Their body tends to be more egg (oval) shaped compared to campbells, and less broad. Their wild colour is also known as normal (or agouti) it differs slightly to the Campbell’s colour it is usually a more vibrant shade compared to the dulled Campbell’s tone and also a shade or so darker, it is also more defined on the arches giving a greater contrast between colours, like with the Campbell’s their colours also feature the dorsal stripe.
There are fewer colours in winter whites than there are in Campbell’s, but personally I believe winter whites to be the cuter of the two. Winter whites fur tends to be softer than a campbells, very thick and dense, giving the animal an almost chinchilla like feel.
These hamsters live best in pairs rather than in colonies I find, with male pairs coping better than female, though you do still sometimes find yourself with one winter white to a tank. Being alone though they are a social animal is fine as long as they are in a stimulating environment, you as owner can help fill the void of a missing cage mate.
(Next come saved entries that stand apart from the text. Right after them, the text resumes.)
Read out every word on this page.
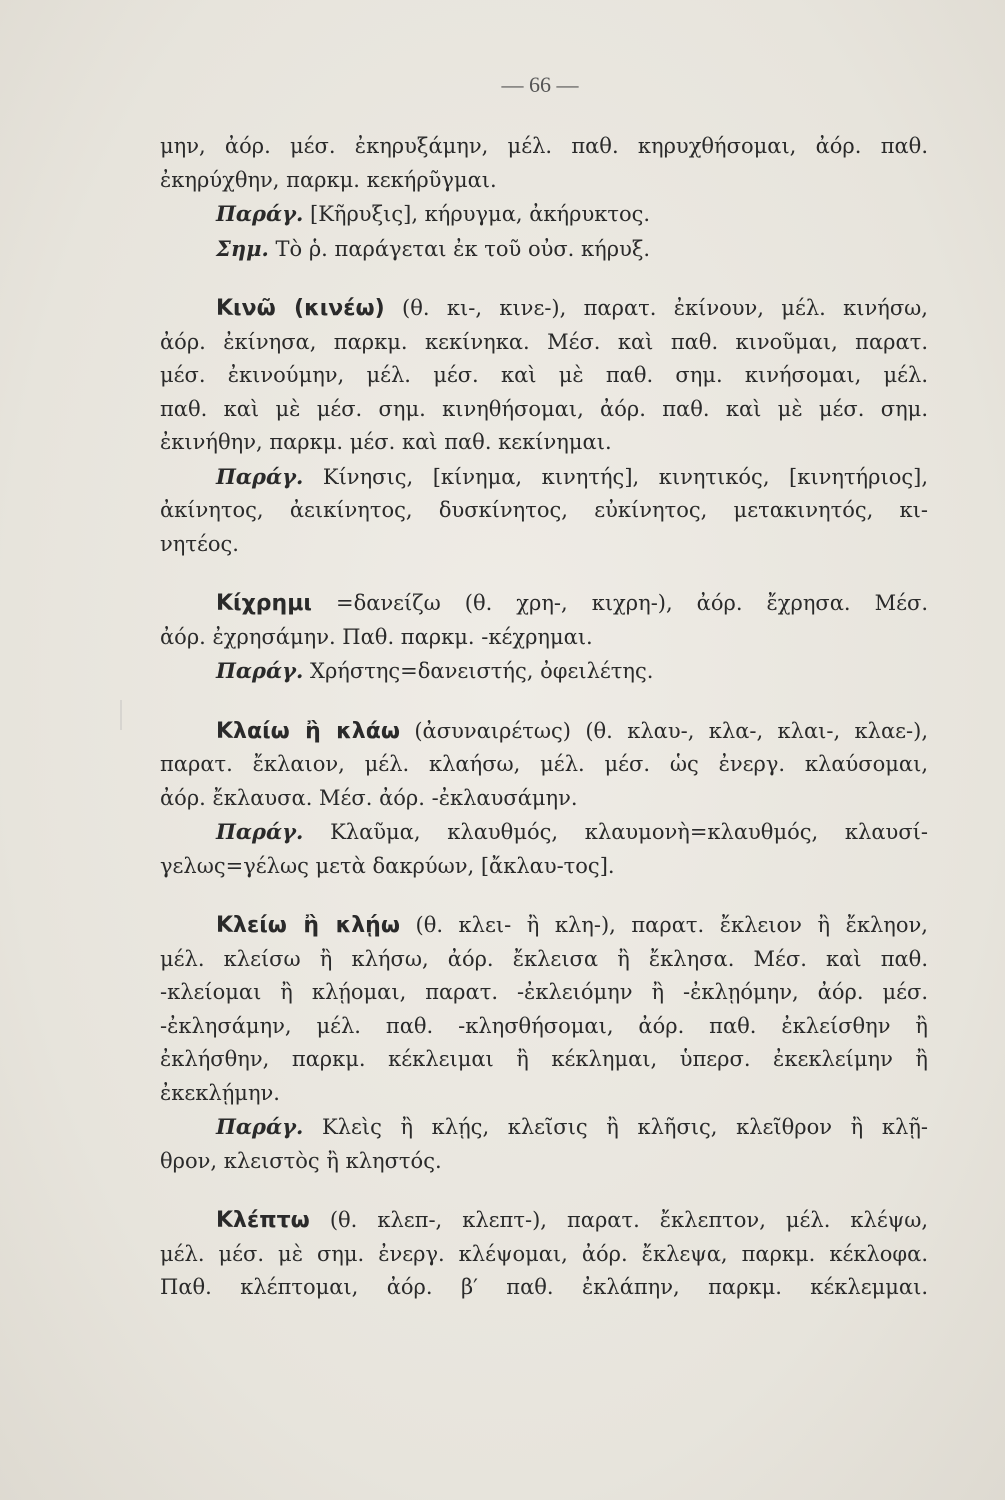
— 66 —
μην, ἀόρ. μέσ. ἐκηρυξάμην, μέλ. παθ. κηρυχθήσομαι, ἀόρ. παθ.
ἐκηρύχθην, παρκμ. κεκήρῦγμαι.
Παράγ. [Κῆρυξις], κήρυγμα, ἀκήρυκτος.
Σημ. Τὸ ῥ. παράγεται ἐκ τοῦ οὐσ. κήρυξ.
Κινῶ (κινέω) (θ. κι-, κινε-), παρατ. ἐκίνουν, μέλ. κινήσω,
ἀόρ. ἐκίνησα, παρκμ. κεκίνηκα. Μέσ. καὶ παθ. κινοῦμαι, παρατ.
μέσ. ἐκινούμην, μέλ. μέσ. καὶ μὲ παθ. σημ. κινήσομαι, μέλ.
παθ. καὶ μὲ μέσ. σημ. κινηθήσομαι, ἀόρ. παθ. καὶ μὲ μέσ. σημ.
ἐκινήθην, παρκμ. μέσ. καὶ παθ. κεκίνημαι.
Παράγ. Κίνησις, [κίνημα, κινητής], κινητικός, [κινητήριος],
ἀκίνητος, ἀεικίνητος, δυσκίνητος, εὐκίνητος, μετακινητός, κι-
νητέος.
Κίχρημι =δανείζω (θ. χρη-, κιχρη-), ἀόρ. ἔχρησα. Μέσ.
ἀόρ. ἐχρησάμην. Παθ. παρκμ. -κέχρημαι.
Παράγ. Χρήστης=δανειστής, ὀφειλέτης.
Κλαίω ἢ κλάω (ἀσυναιρέτως) (θ. κλαυ-, κλα-, κλαι-, κλαε-),
παρατ. ἔκλαιον, μέλ. κλαήσω, μέλ. μέσ. ὡς ἐνεργ. κλαύσομαι,
ἀόρ. ἔκλαυσα. Μέσ. ἀόρ. -ἐκλαυσάμην.
Παράγ. Κλαῦμα, κλαυθμός, κλαυμονὴ=κλαυθμός, κλαυσί-
γελως=γέλως μετὰ δακρύων, [ἄκλαυ-τος].
Κλείω ἢ κλῄω (θ. κλει- ἢ κλη-), παρατ. ἔκλειον ἢ ἔκληον,
μέλ. κλείσω ἢ κλήσω, ἀόρ. ἔκλεισα ἢ ἔκλησα. Μέσ. καὶ παθ.
-κλείομαι ἢ κλῄομαι, παρατ. -ἐκλειόμην ἢ -ἐκλῃόμην, ἀόρ. μέσ.
-ἐκλησάμην, μέλ. παθ. -κλησθήσομαι, ἀόρ. παθ. ἐκλείσθην ἢ
ἐκλήσθην, παρκμ. κέκλειμαι ἢ κέκλημαι, ὑπερσ. ἐκεκλείμην ἢ
ἐκεκλῄμην.
Παράγ. Κλεὶς ἢ κλῄς, κλεῖσις ἢ κλῆσις, κλεῖθρον ἢ κλῇ-
θρον, κλειστὸς ἢ κληστός.
Κλέπτω (θ. κλεπ-, κλεπτ-), παρατ. ἔκλεπτον, μέλ. κλέψω,
μέλ. μέσ. μὲ σημ. ἐνεργ. κλέψομαι, ἀόρ. ἔκλεψα, παρκμ. κέκλοφα.
Παθ. κλέπτομαι, ἀόρ. β′ παθ. ἐκλάπην, παρκμ. κέκλεμμαι.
They tend to be very placid critters, sitting on your hand like a soft furred squashed tennis ball doing very little. Some people find that off putting as they will often just sit there to be stroked. The can be noisy when in pairs as they will often squeak at each other. This is often simple communication along the lines of ‘get off my head’ or ‘this is my nut/water bottle’, and will stick to just squeaks that sound rather like sweep from ‘sooty and sweep’. If the pitch changes or the squeaking goes on for a prolonged time investigate though, as one hamster could be bulling the other, or a fight could have broken out. With winter whites though fighting is often done is silence, and its only the little things they are noisy about.